A post from an X account claiming to be connected to Dark Storm Team read: "According to what Elon Musk said about the cyber attack on the X platform, its source is Ukraine.
"It is an accusation without any evidence, and we have no relationship with Ukraine."
Cybersecurity experts also questioned the claim, saying it would be unusual for an attack like this to come out of one location.
"The IP addresses are [usually] distributed globally from different locations," said Mr Patel.

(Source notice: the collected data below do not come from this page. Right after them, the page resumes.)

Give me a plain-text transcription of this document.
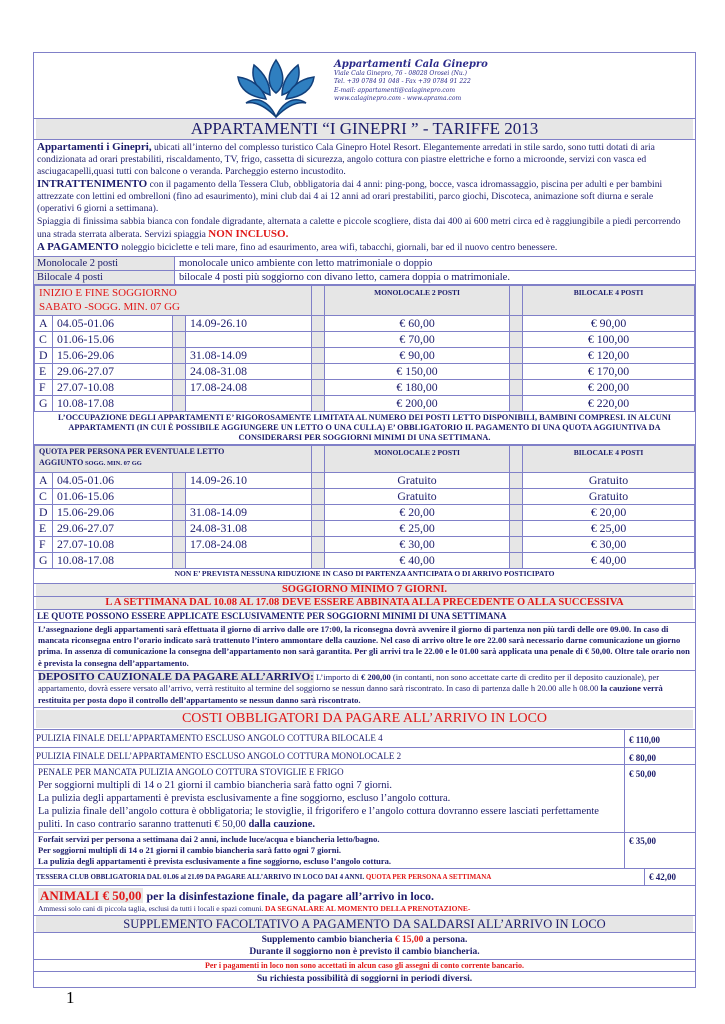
Appartamenti Cala Ginepro
Viale Cala Ginepro, 76 - 08028 Orosei (Nu.)
Tel. +39 0784 91 048 - Fax +39 0784 91 222
E-mail: appartamenti@calaginepro.com
www.calaginepro.com - www.aprama.com
APPARTAMENTI “I GINEPRI ” - TARIFFE 2013
Appartamenti i Ginepri, ubicati all’interno del complesso turistico Cala Ginepro Hotel Resort. Elegantemente arredati in stile sardo, sono tutti dotati di aria condizionata ad orari prestabiliti, riscaldamento, TV, frigo, cassetta di sicurezza, angolo cottura con piastre elettriche e forno a microonde, servizi con vasca ed asciugacapelli,quasi tutti con balcone o veranda. Parcheggio esterno incustodito.
INTRATTENIMENTO con il pagamento della Tessera Club, obbligatoria dai 4 anni: ping-pong, bocce, vasca idromassaggio, piscina per adulti e per bambini attrezzate con lettini ed ombrelloni (fino ad esaurimento), mini club dai 4 ai 12 anni ad orari prestabiliti, parco giochi, Discoteca, animazione soft diurna e serale (operativi 6 giorni a settimana).
Spiaggia di finissima sabbia bianca con fondale digradante, alternata a calette e piccole scogliere, dista dai 400 ai 600 metri circa ed è raggiungibile a piedi percorrendo una strada sterrata alberata. Servizi spiaggia NON INCLUSO.
A PAGAMENTO noleggio biciclette e teli mare, fino ad esaurimento, area wifi, tabacchi, giornali, bar ed il nuovo centro benessere.
Monolocale 2 posti	monolocale unico ambiente con letto matrimoniale o doppio
Bilocale 4 posti	bilocale 4 posti più soggiorno con divano letto, camera doppia o matrimoniale.
INIZIO E FINE SOGGIORNO
SABATO -SOGG. MIN. 07 GG					MONOLOCALE 2 POSTI		BILOCALE 4 POSTI
A	04.05-01.06		14.09-26.10		€ 60,00		€ 90,00
C	01.06-15.06				€ 70,00		€ 100,00
D	15.06-29.06		31.08-14.09		€ 90,00		€ 120,00
E	29.06-27.07		24.08-31.08		€ 150,00		€ 170,00
F	27.07-10.08		17.08-24.08		€ 180,00		€ 200,00
G	10.08-17.08				€ 200,00		€ 220,00
L’OCCUPAZIONE DEGLI APPARTAMENTI E’ RIGOROSAMENTE LIMITATA AL NUMERO DEI POSTI LETTO DISPONIBILI, BAMBINI COMPRESI. IN ALCUNI APPARTAMENTI (IN CUI È POSSIBILE AGGIUNGERE UN LETTO O UNA CULLA) E’ OBBLIGATORIO IL PAGAMENTO DI UNA QUOTA AGGIUNTIVA DA CONSIDERARSI PER SOGGIORNI MINIMI DI UNA SETTIMANA.
QUOTA PER PERSONA PER EVENTUALE LETTO
AGGIUNTO SOGG. MIN. 07 GG					MONOLOCALE 2 POSTI		BILOCALE 4 POSTI
A	04.05-01.06		14.09-26.10		Gratuito		Gratuito
C	01.06-15.06				Gratuito		Gratuito
D	15.06-29.06		31.08-14.09		€ 20,00		€ 20,00
E	29.06-27.07		24.08-31.08		€ 25,00		€ 25,00
F	27.07-10.08		17.08-24.08		€ 30,00		€ 30,00
G	10.08-17.08				€ 40,00		€ 40,00
NON E’ PREVISTA NESSUNA RIDUZIONE IN CASO DI PARTENZA ANTICIPATA O DI ARRIVO POSTICIPATO
SOGGIORNO MINIMO 7 GIORNI.
L A SETTIMANA DAL 10.08 AL 17.08 DEVE ESSERE ABBINATA ALLA PRECEDENTE O ALLA SUCCESSIVA
LE QUOTE POSSONO ESSERE APPLICATE ESCLUSIVAMENTE PER SOGGIORNI MINIMI DI UNA SETTIMANA
L’assegnazione degli appartamenti sarà effettuata il giorno di arrivo dalle ore 17:00, la riconsegna dovrà avvenire il giorno di partenza non più tardi delle ore 09.00. In caso di mancata riconsegna entro l’orario indicato sarà trattenuto l’intero ammontare della cauzione. Nel caso di arrivo oltre le ore 22.00 sarà necessario darne comunicazione un giorno prima. In assenza di comunicazione la consegna dell’appartamento non sarà garantita. Per gli arrivi tra le 22.00 e le 01.00 sarà applicata una penale di € 50,00. Oltre tale orario non è prevista la consegna dell’appartamento.
DEPOSITO CAUZIONALE DA PAGARE ALL’ARRIVO: L’importo di € 200,00 (in contanti, non sono accettate carte di credito per il deposito cauzionale), per appartamento, dovrà essere versato all’arrivo, verrà restituito al termine del soggiorno se nessun danno sarà riscontrato. In caso di partenza dalle h 20.00 alle h 08.00 la cauzione verrà restituita per posta dopo il controllo dell’appartamento se nessun danno sarà riscontrato.
COSTI OBBLIGATORI DA PAGARE ALL’ARRIVO IN LOCO
PULIZIA FINALE DELL’APPARTAMENTO ESCLUSO ANGOLO COTTURA BILOCALE 4	€ 110,00
PULIZIA FINALE DELL’APPARTAMENTO ESCLUSO ANGOLO COTTURA MONOLOCALE 2	€ 80,00
PENALE PER MANCATA PULIZIA ANGOLO COTTURA STOVIGLIE E FRIGO
Per soggiorni multipli di 14 o 21 giorni il cambio biancheria sarà fatto ogni 7 giorni.
La pulizia degli appartamenti è prevista esclusivamente a fine soggiorno, escluso l’angolo cottura.
La pulizia finale dell’angolo cottura è obbligatoria; le stoviglie, il frigorifero e l’angolo cottura dovranno essere lasciati perfettamente puliti. In caso contrario saranno trattenuti € 50,00 dalla cauzione.
€ 50,00
Forfait servizi per persona a settimana dai 2 anni, include luce/acqua e biancheria letto/bagno.
Per soggiorni multipli di 14 o 21 giorni il cambio biancheria sarà fatto ogni 7 giorni.
La pulizia degli appartamenti è prevista esclusivamente a fine soggiorno, escluso l’angolo cottura.
€ 35,00
TESSERA CLUB OBBLIGATORIA DAL 01.06 al 21.09 DA PAGARE ALL’ARRIVO IN LOCO DAI 4 ANNI. QUOTA PER PERSONA A SETTIMANA	€ 42,00
ANIMALI € 50,00 per la disinfestazione finale, da pagare all’arrivo in loco.
Ammessi solo cani di piccola taglia, esclusi da tutti i locali e spazi comuni. DA SEGNALARE AL MOMENTO DELLA PRENOTAZIONE-
SUPPLEMENTO FACOLTATIVO A PAGAMENTO DA SALDARSI ALL’ARRIVO IN LOCO
Supplemento cambio biancheria € 15,00 a persona.
Durante il soggiorno non è previsto il cambio biancheria.
Per i pagamenti in loco non sono accettati in alcun caso gli assegni di conto corrente bancario.
Su richiesta possibilità di soggiorni in periodi diversi.
1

After checking with Check Point's team of cyber analysts, he added: "It looks like a general DDoS attack coming from different locations, different IP addresses."
A DDoS, or denial-of-service, attack is when hackers flood a system with attacks from all angles, targeting web servers, internal networks, or anything else they can access. The idea is to disrupt services enough that they become unavailable.
After scouring the dark web, Mr Patel's team also found no one else claiming responsibility for the attack on X, only Dark Storm Team.
Musk, the internet and Ukraine
Musk caused alarm on Sunday when he claimed Ukraine's "entire front line would collapse if I turned it [Starlink] off".
He made the remarks during a row with Poland's foreign minister over the use of Musk's satellite internet system.
Last year, Ukraine said around 42,000 of the internet terminals were in operation across its military, hospitals, businesses and aid organisations.
Musk later said he would "never turn off [Starlink's] terminals".
US negotiators pressing Kyiv for access to Ukraine's critical minerals have raised the possibility of cutting Ukraine's access to the service, sources told Reuters in February.